Earlier this month, Oracle patched a highly critical Java deserialization remote code execution vulnerability in its WebLogic Server component of Fusion Middleware that could allow attackers to easily gain complete control of a vulnerable server.
However, a security researcher, who operates through the handle @pyn3rd and claims to be part of the Alibaba security team, has now found a way using which attackers can bypass the security patch and exploit the WebLogic vulnerability once again.
WebLogic Server acts as a middle layer between the front end user interface and the backend database of a multi-tier enterprise application.

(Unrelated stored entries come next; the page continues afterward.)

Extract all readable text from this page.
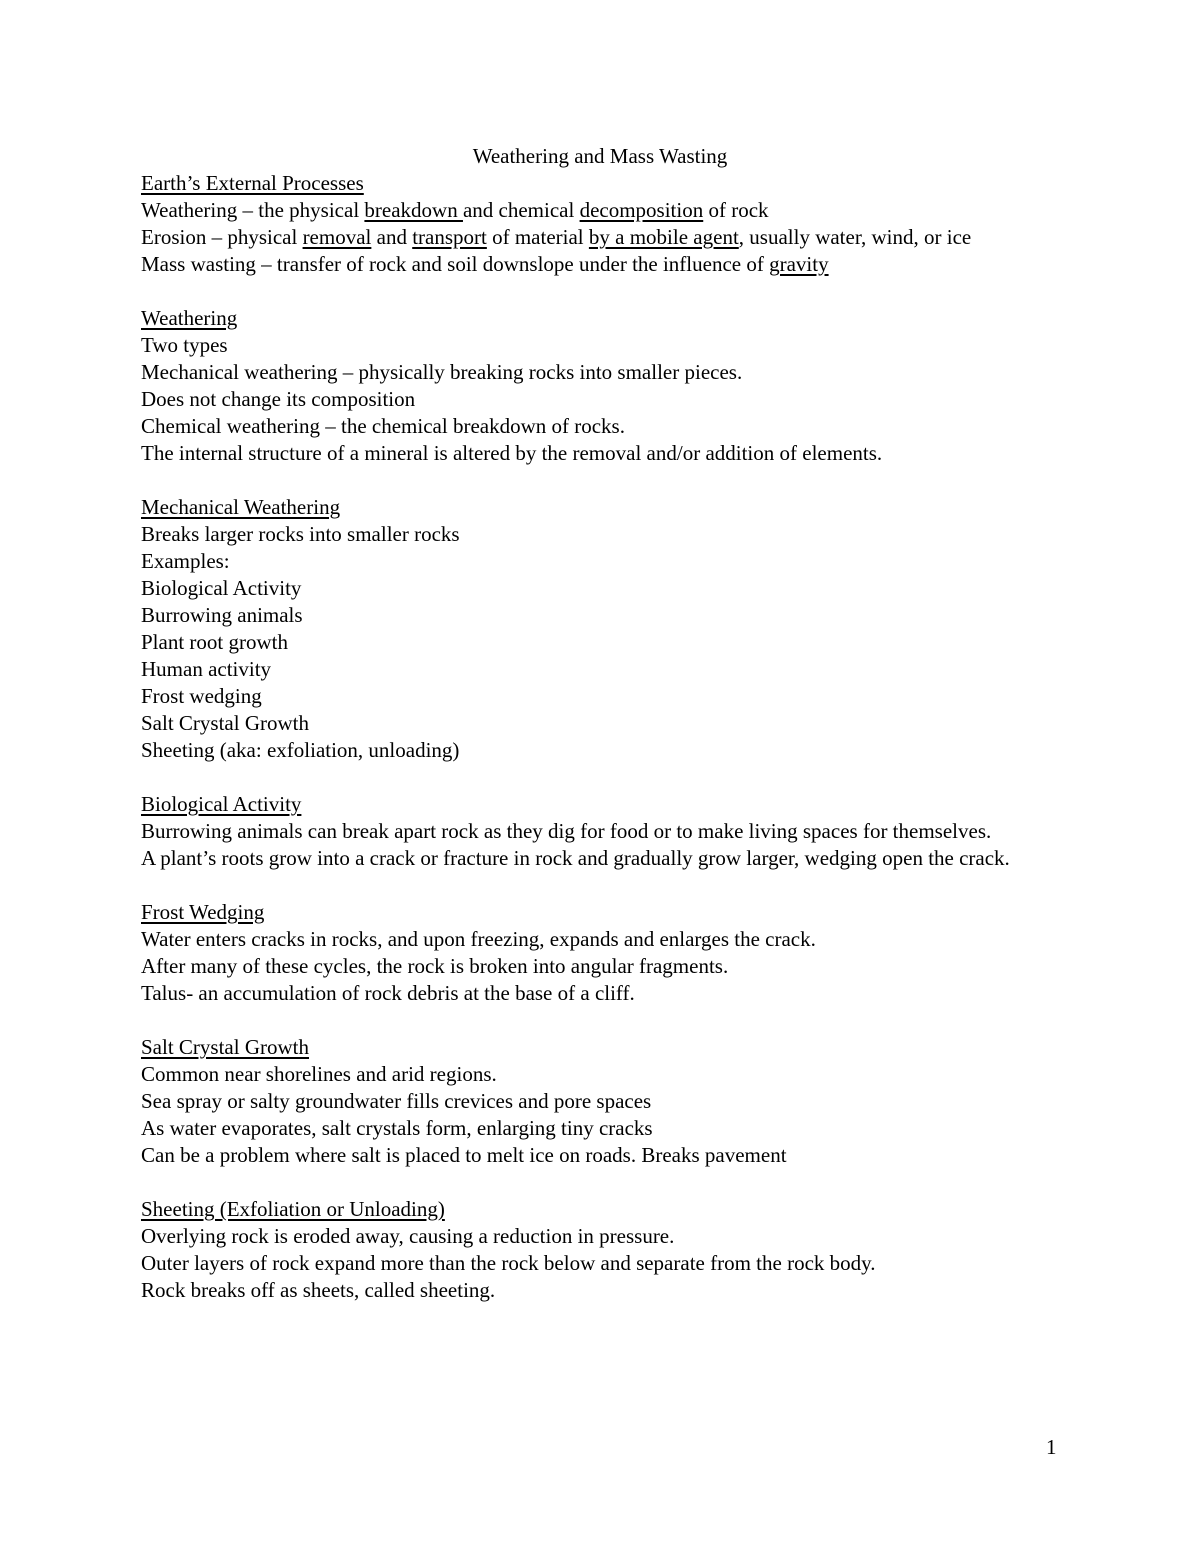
Weathering and Mass Wasting
Earth’s External Processes
Weathering – the physical breakdown and chemical decomposition of rock
Erosion – physical removal and transport of material by a mobile agent, usually water, wind, or ice
Mass wasting – transfer of rock and soil downslope under the influence of gravity
Weathering
Two types
Mechanical weathering – physically breaking rocks into smaller pieces.
Does not change its composition
Chemical weathering – the chemical breakdown of rocks.
The internal structure of a mineral is altered by the removal and/or addition of elements.
Mechanical Weathering
Breaks larger rocks into smaller rocks
Examples:
Biological Activity
Burrowing animals
Plant root growth
Human activity
Frost wedging
Salt Crystal Growth
Sheeting (aka: exfoliation, unloading)
Biological Activity
Burrowing animals can break apart rock as they dig for food or to make living spaces for themselves.
A plant’s roots grow into a crack or fracture in rock and gradually grow larger, wedging open the crack.
Frost Wedging
Water enters cracks in rocks, and upon freezing, expands and enlarges the crack.
After many of these cycles, the rock is broken into angular fragments.
Talus- an accumulation of rock debris at the base of a cliff.
Salt Crystal Growth
Common near shorelines and arid regions.
Sea spray or salty groundwater fills crevices and pore spaces
As water evaporates, salt crystals form, enlarging tiny cracks
Can be a problem where salt is placed to melt ice on roads. Breaks pavement
Sheeting (Exfoliation or Unloading)
Overlying rock is eroded away, causing a reduction in pressure.
Outer layers of rock expand more than the rock below and separate from the rock body.
Rock breaks off as sheets, called sheeting.
1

It provides a complete set of services for all components and handles details of the application behavior automatically.
Initially discovered in November last year by Liao Xinxi of NSFOCUS security team, the Oracle WebLogic Server flaw (CVE-2018-2628) can be exploited with network access over TCP port 7001.

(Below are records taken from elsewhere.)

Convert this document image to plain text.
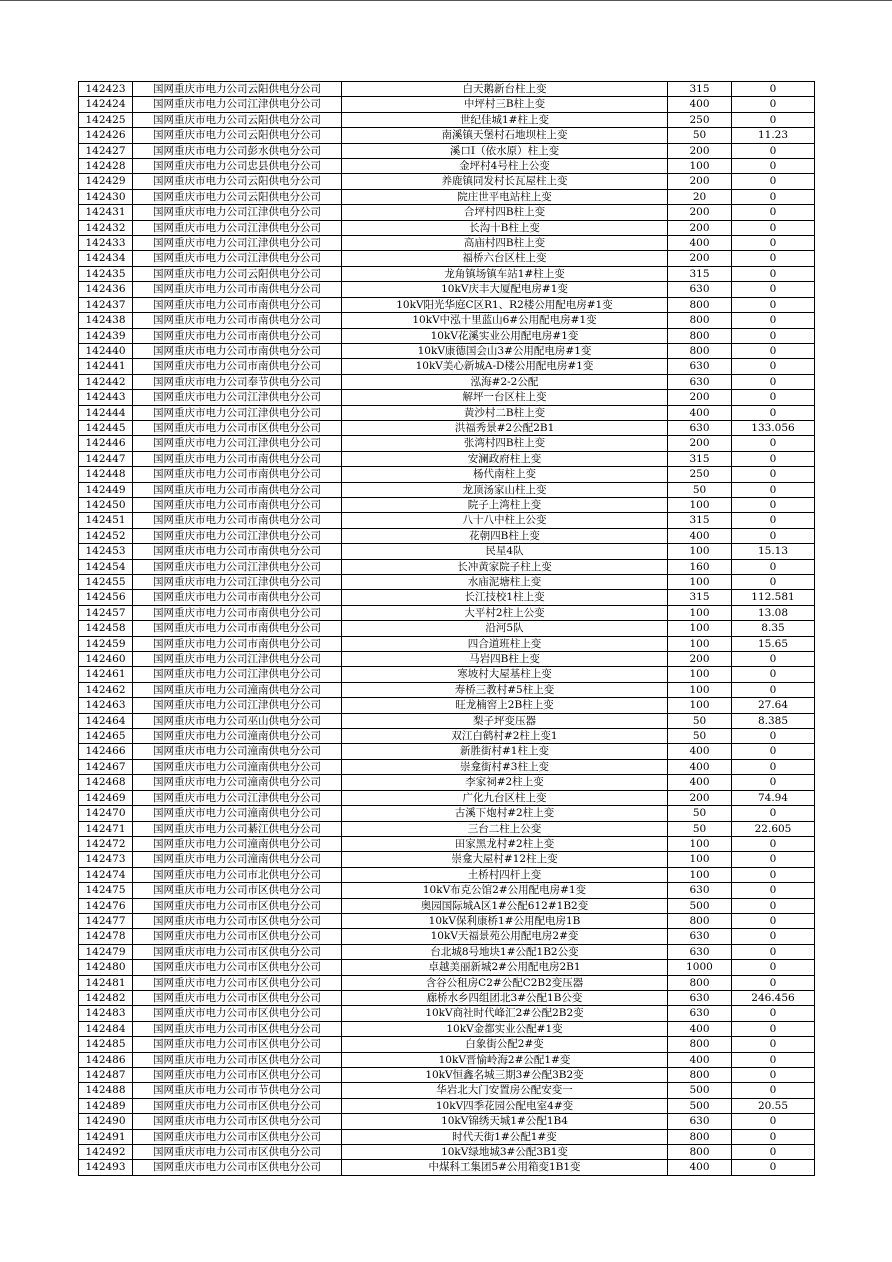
142423	国网重庆市电力公司云阳供电分公司	白天鹅新台柱上变	315	0
142424	国网重庆市电力公司江津供电分公司	中坪村三B柱上变	400	0
142425	国网重庆市电力公司云阳供电分公司	世纪佳城1#柱上变	250	0
142426	国网重庆市电力公司云阳供电分公司	南溪镇天堡村石地坝柱上变	50	11.23
142427	国网重庆市电力公司彭水供电分公司	溪口Ⅰ（依水原）柱上变	200	0
142428	国网重庆市电力公司忠县供电分公司	金坪村4号柱上公变	100	0
142429	国网重庆市电力公司云阳供电分公司	养鹿镇同发村长瓦屋柱上变	200	0
142430	国网重庆市电力公司云阳供电分公司	院庄世平电站柱上变	20	0
142431	国网重庆市电力公司江津供电分公司	合坪村四B柱上变	200	0
142432	国网重庆市电力公司江津供电分公司	长沟十B柱上变	200	0
142433	国网重庆市电力公司江津供电分公司	高庙村四B柱上变	400	0
142434	国网重庆市电力公司江津供电分公司	福桥六台区柱上变	200	0
142435	国网重庆市电力公司云阳供电分公司	龙角镇场镇车站1#柱上变	315	0
142436	国网重庆市电力公司市南供电分公司	10kV庆丰大厦配电房#1变	630	0
142437	国网重庆市电力公司市南供电分公司	10kV阳光华庭C区R1、R2楼公用配电房#1变	800	0
142438	国网重庆市电力公司市南供电分公司	10kV中泓十里蓝山6#公用配电房#1变	800	0
142439	国网重庆市电力公司市南供电分公司	10kV花溪实业公用配电房#1变	800	0
142440	国网重庆市电力公司市南供电分公司	10kV康德国会山3#公用配电房#1变	800	0
142441	国网重庆市电力公司市南供电分公司	10kV美心新城A-D楼公用配电房#1变	630	0
142442	国网重庆市电力公司奉节供电分公司	泓海#2-2公配	630	0
142443	国网重庆市电力公司江津供电分公司	解坪一台区柱上变	200	0
142444	国网重庆市电力公司江津供电分公司	黄沙村二B柱上变	400	0
142445	国网重庆市电力公司市区供电分公司	洪福秀景#2公配2B1	630	133.056
142446	国网重庆市电力公司江津供电分公司	张湾村四B柱上变	200	0
142447	国网重庆市电力公司市南供电分公司	安澜政府柱上变	315	0
142448	国网重庆市电力公司市南供电分公司	杨代南柱上变	250	0
142449	国网重庆市电力公司市南供电分公司	龙顶汤家山柱上变	50	0
142450	国网重庆市电力公司市南供电分公司	院子上湾柱上变	100	0
142451	国网重庆市电力公司市南供电分公司	八十八中柱上公变	315	0
142452	国网重庆市电力公司江津供电分公司	花朝四B柱上变	400	0
142453	国网重庆市电力公司市南供电分公司	民星4队	100	15.13
142454	国网重庆市电力公司江津供电分公司	长冲黄家院子柱上变	160	0
142455	国网重庆市电力公司江津供电分公司	水庙泥塘柱上变	100	0
142456	国网重庆市电力公司市南供电分公司	长江技校1柱上变	315	112.581
142457	国网重庆市电力公司市南供电分公司	大平村2柱上公变	100	13.08
142458	国网重庆市电力公司市南供电分公司	沿河5队	100	8.35
142459	国网重庆市电力公司市南供电分公司	四合道班柱上变	100	15.65
142460	国网重庆市电力公司江津供电分公司	马岩四B柱上变	200	0
142461	国网重庆市电力公司江津供电分公司	寒坡村大屋基柱上变	100	0
142462	国网重庆市电力公司潼南供电分公司	寿桥三教村#5柱上变	100	0
142463	国网重庆市电力公司江津供电分公司	旺龙楠窖上2B柱上变	100	27.64
142464	国网重庆市电力公司巫山供电分公司	梨子坪变压器	50	8.385
142465	国网重庆市电力公司潼南供电分公司	双江白鹤村#2柱上变1	50	0
142466	国网重庆市电力公司潼南供电分公司	新胜街村#1柱上变	400	0
142467	国网重庆市电力公司潼南供电分公司	崇龛街村#3柱上变	400	0
142468	国网重庆市电力公司潼南供电分公司	李家祠#2柱上变	400	0
142469	国网重庆市电力公司江津供电分公司	广化九台区柱上变	200	74.94
142470	国网重庆市电力公司潼南供电分公司	古溪下炮村#2柱上变	50	0
142471	国网重庆市电力公司綦江供电分公司	三台二柱上公变	50	22.605
142472	国网重庆市电力公司潼南供电分公司	田家黑龙村#2柱上变	100	0
142473	国网重庆市电力公司潼南供电分公司	崇龛大屋村#12柱上变	100	0
142474	国网重庆市电力公司市北供电分公司	土桥村四杆上变	100	0
142475	国网重庆市电力公司市区供电分公司	10kV布克公馆2#公用配电房#1变	630	0
142476	国网重庆市电力公司市区供电分公司	奥园国际城A区1#公配612#1B2变	500	0
142477	国网重庆市电力公司市区供电分公司	10kV保利康桥1#公用配电房1B	800	0
142478	国网重庆市电力公司市区供电分公司	10kV天福景苑公用配电房2#变	630	0
142479	国网重庆市电力公司市区供电分公司	台北城8号地块1#公配1B2公变	630	0
142480	国网重庆市电力公司市区供电分公司	卓越美丽新城2#公用配电房2B1	1000	0
142481	国网重庆市电力公司市区供电分公司	含谷公租房C2#公配C2B2变压器	800	0
142482	国网重庆市电力公司市区供电分公司	廊桥水乡四组团北3#公配1B公变	630	246.456
142483	国网重庆市电力公司市区供电分公司	10kV商社时代峰汇2#公配2B2变	630	0
142484	国网重庆市电力公司市区供电分公司	10kV金都实业公配#1变	400	0
142485	国网重庆市电力公司市区供电分公司	白象街公配2#变	800	0
142486	国网重庆市电力公司市区供电分公司	10kV晋愉岭海2#公配1#变	400	0
142487	国网重庆市电力公司市区供电分公司	10kV恒鑫名城三期3#公配3B2变	800	0
142488	国网重庆市电力公司市节供电分公司	华岩北大门安置房公配安变一	500	0
142489	国网重庆市电力公司市区供电分公司	10kV四季花园公配电室4#变	500	20.55
142490	国网重庆市电力公司市区供电分公司	10kV锦绣天城1#公配1B4	630	0
142491	国网重庆市电力公司市区供电分公司	时代天街1#公配1#变	800	0
142492	国网重庆市电力公司市区供电分公司	10kV绿地城3#公配3B1变	800	0
142493	国网重庆市电力公司市区供电分公司	中煤科工集团5#公用箱变1B1变	400	0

If exploited successfully, the flaw could allow a remote attacker to completely take over a vulnerable Oracle WebLogic Server. The vulnerability affects versions 10.3.6.0, 184.108.40.206, 220.127.116.11 and 18.104.22.168.
Since a proof-of-concept (PoC) exploit for the original Oracle WebLogic Server vulnerability has already been made public on Github and someone has just bypassed the patch as well, your up-to-date services are again at risk of being hacked.
Although @pyn3rd has only released a short GIF (video) as a proof-of-concept (PoC) instead of releasing full bypass code or any technical details, it would hardly take a few hours or days for skilled hackers to figure out a way to achieve same.
Currently, it is unclear when Oracle would release a new security update to address this issue that has re-opened CVE-2018-2628 flaw.
In order to be at least one-step safer, it is still advisable to install April patch update released by Oracle, if you haven’t yet because attackers have already started scanning the Internet for vulnerable WebLogic servers.